Il Tribunale di Vallo della Lucania sostituisce il carcere con l’obbligo di presentazione quotidiano, riconosciuto l’affievolimento delle esigenze cautelari
SESSA CILENTO – Dalla custodia cautelare in carcere all’obbligo di presentazione quotidiana alla polizia giudiziaria. È quanto disposto dal giudice monocratico del Tribunale di Vallo della Lucania, Valerio Ragucci, nei confronti del 42enne di Rutino Gianluca Tardio, arrestato nell’ottobre dello scorso anno perché ritenuto responsabile di due incendi che, nel mese di agosto, hanno distrutto diversi ettari di vegetazione all’interno del Parco Nazionale del Cilento, Vallo di Diano e Alburni.
Con un’ordinanza di sostituzione della misura cautelare, il giudice ha accolto le tesi difensive degli avvocati Antonio Mondelli e Sandro Tortorella, rilevando un significativo affievolimento delle esigenze cautelari.

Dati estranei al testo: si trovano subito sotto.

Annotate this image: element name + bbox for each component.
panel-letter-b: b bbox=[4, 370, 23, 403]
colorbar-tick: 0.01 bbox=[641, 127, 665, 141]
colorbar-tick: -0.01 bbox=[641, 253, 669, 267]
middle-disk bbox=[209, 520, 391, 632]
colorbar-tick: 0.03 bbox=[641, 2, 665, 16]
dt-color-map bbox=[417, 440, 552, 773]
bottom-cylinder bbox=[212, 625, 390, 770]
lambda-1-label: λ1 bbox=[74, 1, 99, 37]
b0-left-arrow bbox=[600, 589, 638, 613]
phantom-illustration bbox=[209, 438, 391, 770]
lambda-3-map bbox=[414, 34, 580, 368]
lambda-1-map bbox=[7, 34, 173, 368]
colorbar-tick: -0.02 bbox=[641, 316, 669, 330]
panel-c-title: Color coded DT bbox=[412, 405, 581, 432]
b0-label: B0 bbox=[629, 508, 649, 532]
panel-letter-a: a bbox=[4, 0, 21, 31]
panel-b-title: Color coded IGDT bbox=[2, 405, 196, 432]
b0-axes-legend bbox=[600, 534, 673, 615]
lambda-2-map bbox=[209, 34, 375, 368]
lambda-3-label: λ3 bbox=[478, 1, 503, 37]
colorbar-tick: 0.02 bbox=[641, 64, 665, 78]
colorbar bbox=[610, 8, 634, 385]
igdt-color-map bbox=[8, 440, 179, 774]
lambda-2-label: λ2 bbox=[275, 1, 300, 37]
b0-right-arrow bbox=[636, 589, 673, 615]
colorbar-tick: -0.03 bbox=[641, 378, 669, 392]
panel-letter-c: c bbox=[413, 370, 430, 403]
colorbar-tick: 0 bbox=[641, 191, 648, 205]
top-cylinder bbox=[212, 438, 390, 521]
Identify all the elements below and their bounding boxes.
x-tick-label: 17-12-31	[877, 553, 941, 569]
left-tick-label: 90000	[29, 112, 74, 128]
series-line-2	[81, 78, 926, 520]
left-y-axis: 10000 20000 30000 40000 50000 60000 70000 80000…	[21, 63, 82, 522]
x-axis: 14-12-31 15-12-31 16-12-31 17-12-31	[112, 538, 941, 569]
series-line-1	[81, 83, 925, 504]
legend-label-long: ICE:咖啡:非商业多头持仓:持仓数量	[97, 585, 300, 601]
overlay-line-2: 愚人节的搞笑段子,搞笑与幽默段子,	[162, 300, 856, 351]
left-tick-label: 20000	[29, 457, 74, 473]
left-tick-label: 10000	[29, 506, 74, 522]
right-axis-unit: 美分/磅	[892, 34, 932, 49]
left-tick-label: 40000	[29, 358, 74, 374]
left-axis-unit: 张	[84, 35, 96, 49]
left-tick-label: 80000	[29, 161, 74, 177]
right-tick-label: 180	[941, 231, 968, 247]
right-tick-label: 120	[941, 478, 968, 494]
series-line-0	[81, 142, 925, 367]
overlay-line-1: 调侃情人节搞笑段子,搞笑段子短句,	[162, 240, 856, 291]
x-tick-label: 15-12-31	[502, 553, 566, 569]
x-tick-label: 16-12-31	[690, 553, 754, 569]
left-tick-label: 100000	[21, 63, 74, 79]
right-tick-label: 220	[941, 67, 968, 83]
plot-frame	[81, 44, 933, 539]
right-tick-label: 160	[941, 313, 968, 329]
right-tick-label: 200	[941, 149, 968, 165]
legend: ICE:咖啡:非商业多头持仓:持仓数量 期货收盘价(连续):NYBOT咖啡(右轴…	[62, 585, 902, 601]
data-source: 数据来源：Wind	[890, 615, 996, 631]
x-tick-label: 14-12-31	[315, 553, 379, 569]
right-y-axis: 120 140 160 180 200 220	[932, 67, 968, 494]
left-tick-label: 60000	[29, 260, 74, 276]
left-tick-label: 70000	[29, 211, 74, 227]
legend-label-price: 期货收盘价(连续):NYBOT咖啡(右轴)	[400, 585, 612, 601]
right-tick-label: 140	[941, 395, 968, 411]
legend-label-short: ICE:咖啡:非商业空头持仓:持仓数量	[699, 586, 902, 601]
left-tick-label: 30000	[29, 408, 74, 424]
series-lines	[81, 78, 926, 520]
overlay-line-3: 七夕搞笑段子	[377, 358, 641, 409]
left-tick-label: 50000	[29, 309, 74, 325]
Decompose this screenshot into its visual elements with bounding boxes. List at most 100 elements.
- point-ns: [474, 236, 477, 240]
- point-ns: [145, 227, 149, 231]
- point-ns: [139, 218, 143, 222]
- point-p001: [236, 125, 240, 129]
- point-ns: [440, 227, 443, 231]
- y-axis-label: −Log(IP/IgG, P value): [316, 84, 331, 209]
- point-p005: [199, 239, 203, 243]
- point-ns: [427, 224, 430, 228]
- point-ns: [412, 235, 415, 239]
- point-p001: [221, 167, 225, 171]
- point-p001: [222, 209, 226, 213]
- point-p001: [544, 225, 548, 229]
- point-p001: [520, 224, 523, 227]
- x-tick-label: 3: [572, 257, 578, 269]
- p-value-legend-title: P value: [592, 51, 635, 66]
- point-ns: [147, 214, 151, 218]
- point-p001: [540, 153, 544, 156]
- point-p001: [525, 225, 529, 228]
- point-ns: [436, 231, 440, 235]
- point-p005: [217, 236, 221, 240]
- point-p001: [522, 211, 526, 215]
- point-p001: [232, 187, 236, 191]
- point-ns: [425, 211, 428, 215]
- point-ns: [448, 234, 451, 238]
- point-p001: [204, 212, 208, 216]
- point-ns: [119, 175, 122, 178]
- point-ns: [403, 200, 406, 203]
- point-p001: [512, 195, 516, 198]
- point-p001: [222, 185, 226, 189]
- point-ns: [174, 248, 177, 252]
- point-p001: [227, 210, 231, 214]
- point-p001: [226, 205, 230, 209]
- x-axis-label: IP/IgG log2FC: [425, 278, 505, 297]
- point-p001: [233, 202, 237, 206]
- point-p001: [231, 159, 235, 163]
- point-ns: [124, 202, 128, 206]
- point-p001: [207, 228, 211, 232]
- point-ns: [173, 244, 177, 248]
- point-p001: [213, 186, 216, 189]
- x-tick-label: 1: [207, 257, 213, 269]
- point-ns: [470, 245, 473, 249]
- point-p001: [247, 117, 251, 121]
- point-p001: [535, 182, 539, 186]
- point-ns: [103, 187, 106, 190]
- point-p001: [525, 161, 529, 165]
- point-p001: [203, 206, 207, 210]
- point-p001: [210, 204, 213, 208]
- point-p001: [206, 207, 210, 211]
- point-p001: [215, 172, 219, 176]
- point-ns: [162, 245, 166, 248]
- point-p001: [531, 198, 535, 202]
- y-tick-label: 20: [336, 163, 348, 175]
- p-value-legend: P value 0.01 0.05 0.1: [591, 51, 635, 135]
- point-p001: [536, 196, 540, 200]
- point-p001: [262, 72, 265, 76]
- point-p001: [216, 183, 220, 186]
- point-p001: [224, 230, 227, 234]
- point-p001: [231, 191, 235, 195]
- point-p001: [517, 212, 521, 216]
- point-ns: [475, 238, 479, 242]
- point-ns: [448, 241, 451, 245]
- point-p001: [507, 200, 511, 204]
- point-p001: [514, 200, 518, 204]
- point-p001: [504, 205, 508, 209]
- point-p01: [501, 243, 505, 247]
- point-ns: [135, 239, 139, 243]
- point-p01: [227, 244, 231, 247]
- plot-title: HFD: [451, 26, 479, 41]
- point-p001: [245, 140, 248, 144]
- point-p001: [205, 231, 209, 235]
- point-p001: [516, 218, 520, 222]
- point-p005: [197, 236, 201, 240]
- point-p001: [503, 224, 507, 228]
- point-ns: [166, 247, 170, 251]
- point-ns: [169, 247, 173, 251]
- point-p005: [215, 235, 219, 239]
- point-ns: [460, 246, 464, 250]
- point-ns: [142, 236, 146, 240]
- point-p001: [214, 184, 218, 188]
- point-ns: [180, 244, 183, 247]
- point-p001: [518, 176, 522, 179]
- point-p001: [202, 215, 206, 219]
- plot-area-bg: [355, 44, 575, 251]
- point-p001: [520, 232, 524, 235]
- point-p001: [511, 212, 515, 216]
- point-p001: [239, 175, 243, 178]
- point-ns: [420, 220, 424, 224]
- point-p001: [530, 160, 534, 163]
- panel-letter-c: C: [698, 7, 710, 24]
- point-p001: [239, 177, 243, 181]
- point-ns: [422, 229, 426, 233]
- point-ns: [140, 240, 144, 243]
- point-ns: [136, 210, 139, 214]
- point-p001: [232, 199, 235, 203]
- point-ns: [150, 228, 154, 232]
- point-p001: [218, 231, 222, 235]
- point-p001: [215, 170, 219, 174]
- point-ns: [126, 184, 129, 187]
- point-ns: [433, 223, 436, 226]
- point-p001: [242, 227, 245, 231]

Determinante, nella valutazione del Tribunale, il periodo già trascorso in carcere dall’imputato – circa cinque mesi – ritenuto congruo e idoneo ad aver prodotto un primo effetto dissuasivo.
Il provvedimento evidenzia inoltre il “collaborativo presenziare al processo” da parte di Tardio e lo stato avanzato dell’istruttoria dibattimentale. Pur in presenza di precedenti penali per reati contro il patrimonio e la persona, il giudice ha sottolineato come l’imputato non appaia configurabile come un “soggetto piromane”.
Infine, secondo quanto rilevato nell’ordinanza, le esigenze di tutela dei proprietari dei terreni incendiati – peraltro assenti alle udienze – possono essere adeguatamente garantite attraverso misure meno afflittive rispetto alla detenzione carceraria.